Weighing those words

computers are becoming "literate". Using a recently developed software, home computers will now be able to access your writing skills. However, getting rid of critics might just take a little more time. Teachers benefit the most: grading student essays is far from getting tedious, say the developers of the software.

The software can analyse word usage and can do the job of grading essays just as good as a human examiner. "I'm not ready to claim that it's foolproof, but I'm ready to claim that it's approximately as foolproof as a human," says Thomas Landauer, a cognitive scientist at the University of Colorado, usa, who led the team that developed this software.

Landauer recently unveiled the software at a meeting of the American Educational Research Association in San Diego, usa.Using this software, the computer first "learns" about the subject of the essay it is to mark by scanning relevant passages from course textbooks. It hunts for statistical patterns of words occurring together. Thereafter, it calculates the extent to which different written passages share these patterns.

The software has been tested on student essays so far, and if Landauer is to be believed, its performance has been nothing short of an amazing "A plus". To grade an essay, the computer compares it with a set of sample essays of varying quality that have been marked manually. "We assign a grade to it based on a weighted average of how similar it is to these sample essays. If it's very similar to an essay that got 90 per cent marks, then it will probably get close to a 90," explains Peter Foltz, a cognitive psychologist at New Mexico State University in Las Cruces, usa, who helped develop the technique.

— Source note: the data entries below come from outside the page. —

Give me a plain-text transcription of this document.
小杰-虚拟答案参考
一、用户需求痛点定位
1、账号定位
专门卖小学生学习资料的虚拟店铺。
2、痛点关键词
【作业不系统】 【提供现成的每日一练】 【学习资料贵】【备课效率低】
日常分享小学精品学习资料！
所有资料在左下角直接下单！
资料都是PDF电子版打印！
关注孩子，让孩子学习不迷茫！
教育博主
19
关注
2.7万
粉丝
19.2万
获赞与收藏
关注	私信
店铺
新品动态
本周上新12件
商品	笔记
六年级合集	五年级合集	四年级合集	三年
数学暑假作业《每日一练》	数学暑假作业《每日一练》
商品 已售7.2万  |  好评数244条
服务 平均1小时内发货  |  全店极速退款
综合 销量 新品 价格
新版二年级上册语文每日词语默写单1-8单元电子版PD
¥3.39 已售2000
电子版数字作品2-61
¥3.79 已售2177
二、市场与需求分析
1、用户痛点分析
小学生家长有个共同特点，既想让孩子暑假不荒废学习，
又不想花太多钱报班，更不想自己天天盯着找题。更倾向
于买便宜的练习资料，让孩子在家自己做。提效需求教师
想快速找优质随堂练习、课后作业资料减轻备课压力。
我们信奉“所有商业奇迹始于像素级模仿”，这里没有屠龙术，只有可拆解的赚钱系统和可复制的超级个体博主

This approach is more subtle than programmes that merely look for matching words, the way most Internet search engines operate. Provided the programme has first scanned a sufficiently wide range of texts, it can recognise, for instance, that an essay about doctors is similar to one that talks of physicians. This might seem simple enough for us, but for a machine which runs on a few microchips this is an achievement to be proud of. Experimenting with essays written by 94 university undergraduates on the anatomy and function of the human heart, the grades assigned by two trained essay readers showed a correlation of a 0.77 on a scale from -1 for total disagreement to 1 of exact agreement. The software's grades gave a correlation of 0.68 to one reader and 0.77 to the other. In other words, it gave the two essay readers some really stiff competition.

But will it be easy to "fool" this software? Landauer confirms that it contains several checks to foil cheating attempts, most of which he will not talk about. But he notes that students cannot gain high marks simply by throwing in tough-sounding technical terms that even they do not understand. "You can't get the right combination of words just by listing them," he says.

Essays that bear no close resemblance to the samples are set aside by the software. These unusual essays - which are likely to be either brilliantly original or "stunningly stupid", according to Landauer - can then be graded manually.

Landauer admits that his programme cannot judge the literary quality of the essays, so it will never be able to examine properly students whose understanding of their subject is accompanied by an elegant use of language.

America's largest supplier of standardised tests - including the admission tests used by most us universities - is also developing a software along similar lines."When we score essays we have up to three readers doing the evaluation," says Lawrence Frase, head of cognitive and instructional science at the Educational Testing Service at Princeton, New Jersey. "If our computer system works as well as a human, why not have the computer replace one human?"